Posted at 2:09 AM, Jul 05, 2016
and last updated 2016-07-06 17:42:36-04

NEW YORK — For many returning veterans, getting a college education is a priority.  But paying for it isn’t always easy.

That’s why PIX11 has partnered with the Veterans Education Challenge (VEC).   It’s an organization dedicated to sending U.S. military vets to college, and provides them with needed scholarships that the GI Bill does not cover.

VEC founders, Avis and Bruce Richards, started the “Veterans Education $1 Million Matching Challenge” to help fund higher education for returning veterans.  Every dollar donated between Veterans Day 2015 and Veterans Day 2016 will be matched dollar-for-dollar by the Richards up to one million dollars.

We share the story of U.S. Navy Veteran Raphael Harry who got high marks for his military service before pursuing a college degree.

His friends didn’t think he’d make it in the military. In fact they even laughed at him. But Raphael Harry proved them all wrong.

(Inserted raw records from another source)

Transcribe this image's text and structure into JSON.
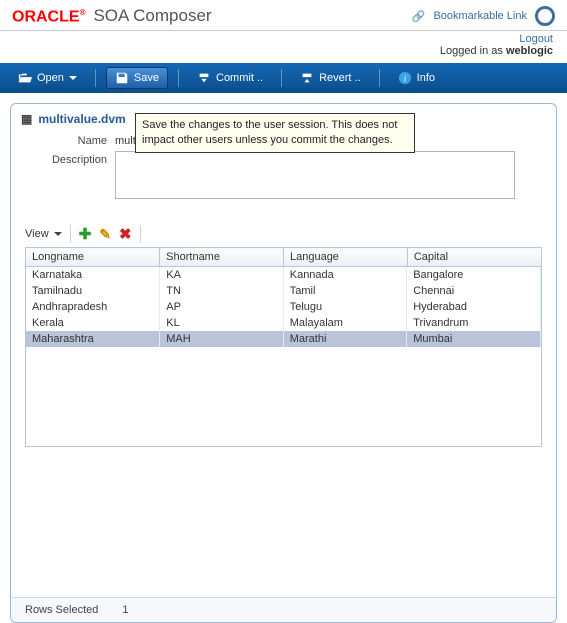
{
  "header": {
    "brand": "ORACLE",
    "app": "SOA Composer",
    "bookmark": "Bookmarkable Link",
    "logout": "Logout",
    "logged_in_prefix": "Logged in as",
    "user": "weblogic"
  },
  "toolbar": {
    "open": "Open",
    "save": "Save",
    "commit": "Commit ..",
    "revert": "Revert ..",
    "info": "Info"
  },
  "tooltip_text": "Save the changes to the user session. This does not impact other users unless you commit the changes.",
  "file": {
    "name": "multivalue.dvm"
  },
  "form": {
    "name_label": "Name",
    "name_value": "multivalue",
    "desc_label": "Description",
    "desc_value": ""
  },
  "grid": {
    "view_label": "View",
    "columns": [
      "Longname",
      "Shortname",
      "Language",
      "Capital"
    ],
    "rows": [
      {
        "cells": [
          "Karnataka",
          "KA",
          "Kannada",
          "Bangalore"
        ],
        "selected": false
      },
      {
        "cells": [
          "Tamilnadu",
          "TN",
          "Tamil",
          "Chennai"
        ],
        "selected": false
      },
      {
        "cells": [
          "Andhrapradesh",
          "AP",
          "Telugu",
          "Hyderabad"
        ],
        "selected": false
      },
      {
        "cells": [
          "Kerala",
          "KL",
          "Malayalam",
          "Trivandrum"
        ],
        "selected": false
      },
      {
        "cells": [
          "Maharashtra",
          "MAH",
          "Marathi",
          "Mumbai"
        ],
        "selected": true
      }
    ]
  },
  "status": {
    "rows_label": "Rows Selected",
    "rows_count": "1"
  }
}
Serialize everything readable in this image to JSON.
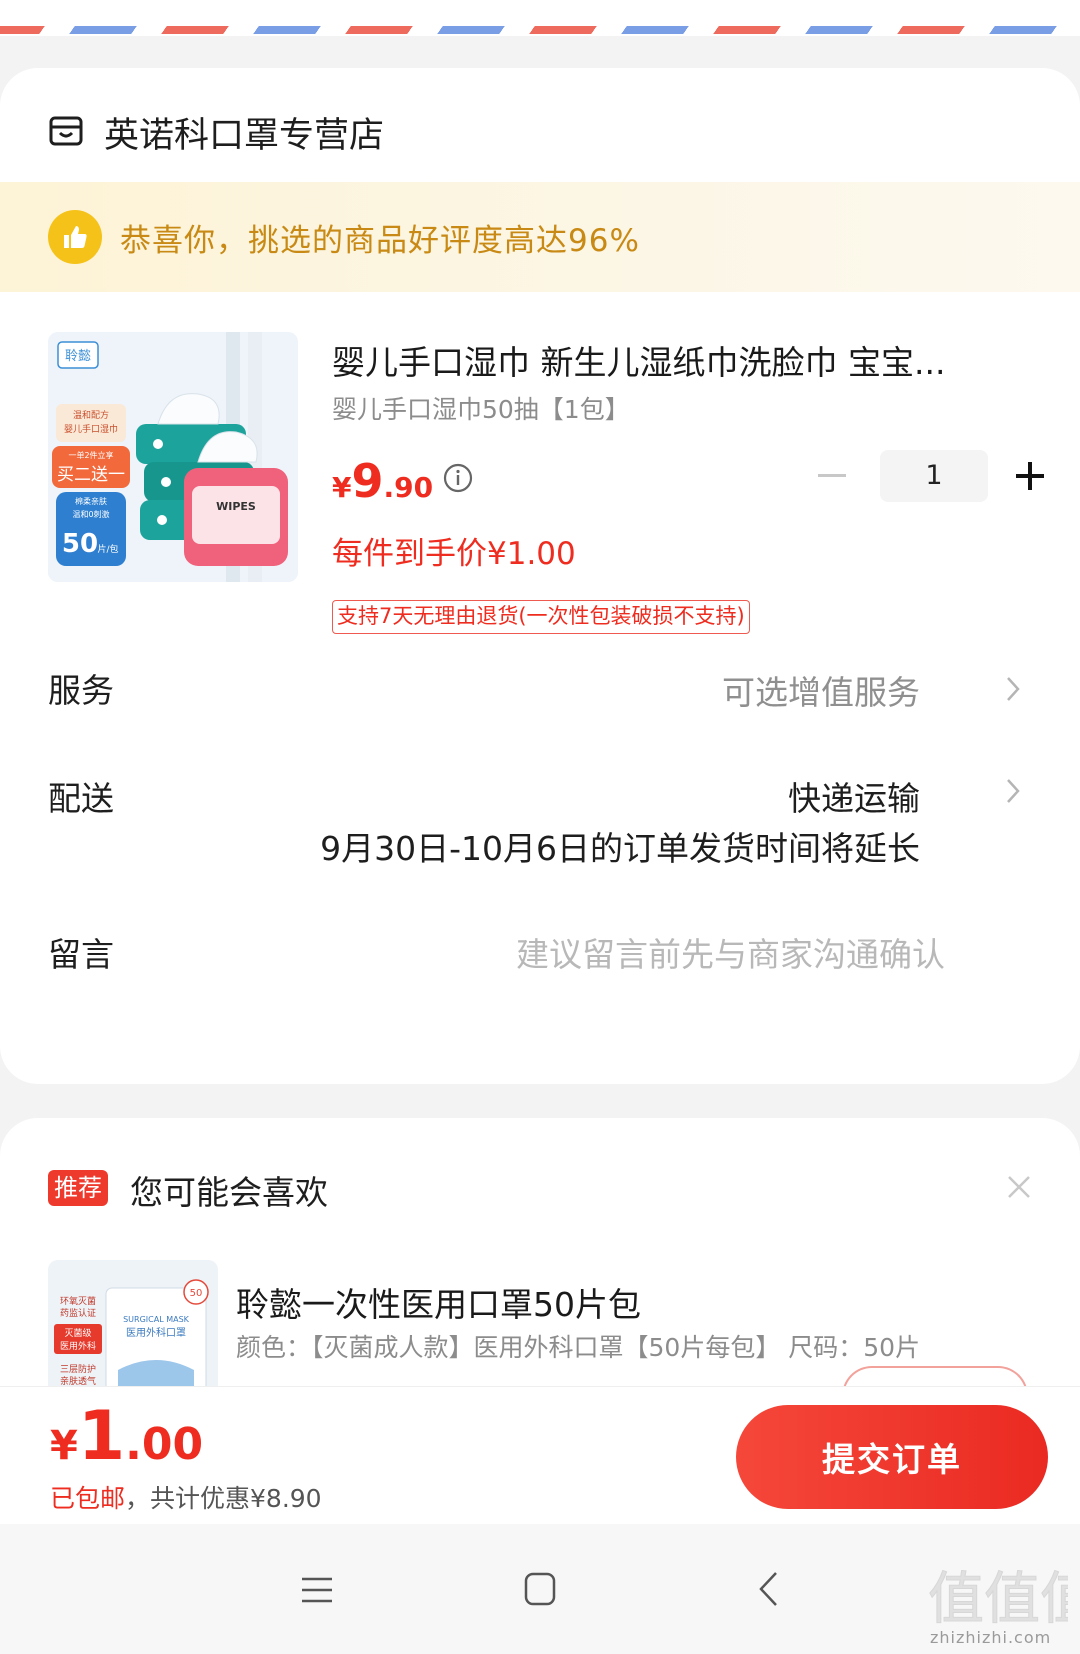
{
  "store": {
    "name": "英诺科口罩专营店"
  },
  "banner": {
    "text": "恭喜你，挑选的商品好评度高达96%"
  },
  "product": {
    "title": "婴儿手口湿巾 新生儿湿纸巾洗脸巾 宝宝...",
    "sku": "婴儿手口湿巾50抽【1包】",
    "price_currency": "¥",
    "price_int": "9",
    "price_dec": ".90",
    "quantity": "1",
    "unit_price": "每件到手价¥1.00",
    "return_policy": "支持7天无理由退货(一次性包装破损不支持)",
    "image": {
      "brand": "聆懿",
      "tag1": "温和配方",
      "tag1b": "婴儿手口湿巾",
      "promo_small": "一单2件立享",
      "promo": "买二送一",
      "tag2": "棉柔亲肤",
      "tag2b": "温和0刺激",
      "count": "50",
      "count_unit": "片/包",
      "pack_label": "WIPES"
    }
  },
  "service": {
    "label": "服务",
    "value": "可选增值服务"
  },
  "delivery": {
    "label": "配送",
    "method": "快递运输",
    "notice": "9月30日-10月6日的订单发货时间将延长"
  },
  "message": {
    "label": "留言",
    "placeholder": "建议留言前先与商家沟通确认"
  },
  "recommend": {
    "badge": "推荐",
    "title": "您可能会喜欢",
    "item": {
      "name": "聆懿一次性医用口罩50片包",
      "spec": "颜色：【灭菌成人款】医用外科口罩【50片每包】   尺码：50片",
      "image": {
        "t1": "环氧灭菌",
        "t1b": "药监认证",
        "t2": "灭菌级",
        "t2b": "医用外科",
        "t3": "三层防护",
        "t3b": "亲肤透气",
        "box_en": "SURGICAL MASK",
        "box_cn": "医用外科口罩",
        "seal": "50"
      }
    }
  },
  "footer": {
    "currency": "¥",
    "total_int": "1",
    "total_dec": ".00",
    "note_red": "已包邮",
    "note_grey": "，共计优惠¥8.90",
    "submit_label": "提交订单"
  },
  "watermark": {
    "text": "zhizhizhi.com",
    "logo": "值值值"
  },
  "colors": {
    "accent": "#ee2c1f",
    "banner_text": "#c88a14",
    "badge_yellow": "#f5c219"
  }
}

Soon after joining the U.S. Navy in 2008, the logistics specialist from Nigeria caught the attention of his boss.

“One day I came to work and my boss just told me, ‘you’re going to take charge,’ and I was put in charge of the people in the Navy longer than myself, and with time I got to realize somebody sees something in me, and is encouraging me.”

He spent the last 16 months of his active duty in Bahrain, where members of the now famous Seal Team Six trained for their mission to capture Osama Bin Laden.

“It kind of made me feel special,“ Harry said. We all knew somehow we all contributed to assisting them.”

After proudly completing his service in 2012, Raphael struggled to find his place in civilian life.

“Unfortunately, it didn’t work out as I had planned.  I ended up losing all my savings.  I was at my lowest then.  I was on my own, no support,” he said.

Fortunately a friend steered him to vet friendly Pace University in Manhattan.  Taking advantage of being 100 percent covered by the post 9/11 GI Bill, Raphael, now 34, pursued a BA in business administration. He graduated in May.

“Pace has helped me with networking, has been able to expand my opportunities I see myself as qualified for,” Harry said.

But the financial struggle continues for many vets going to college. There are gaps in the GI Bill that vary from individual to individual, from school to school.

That’s why supporting the Veterans Education Challenge is so important.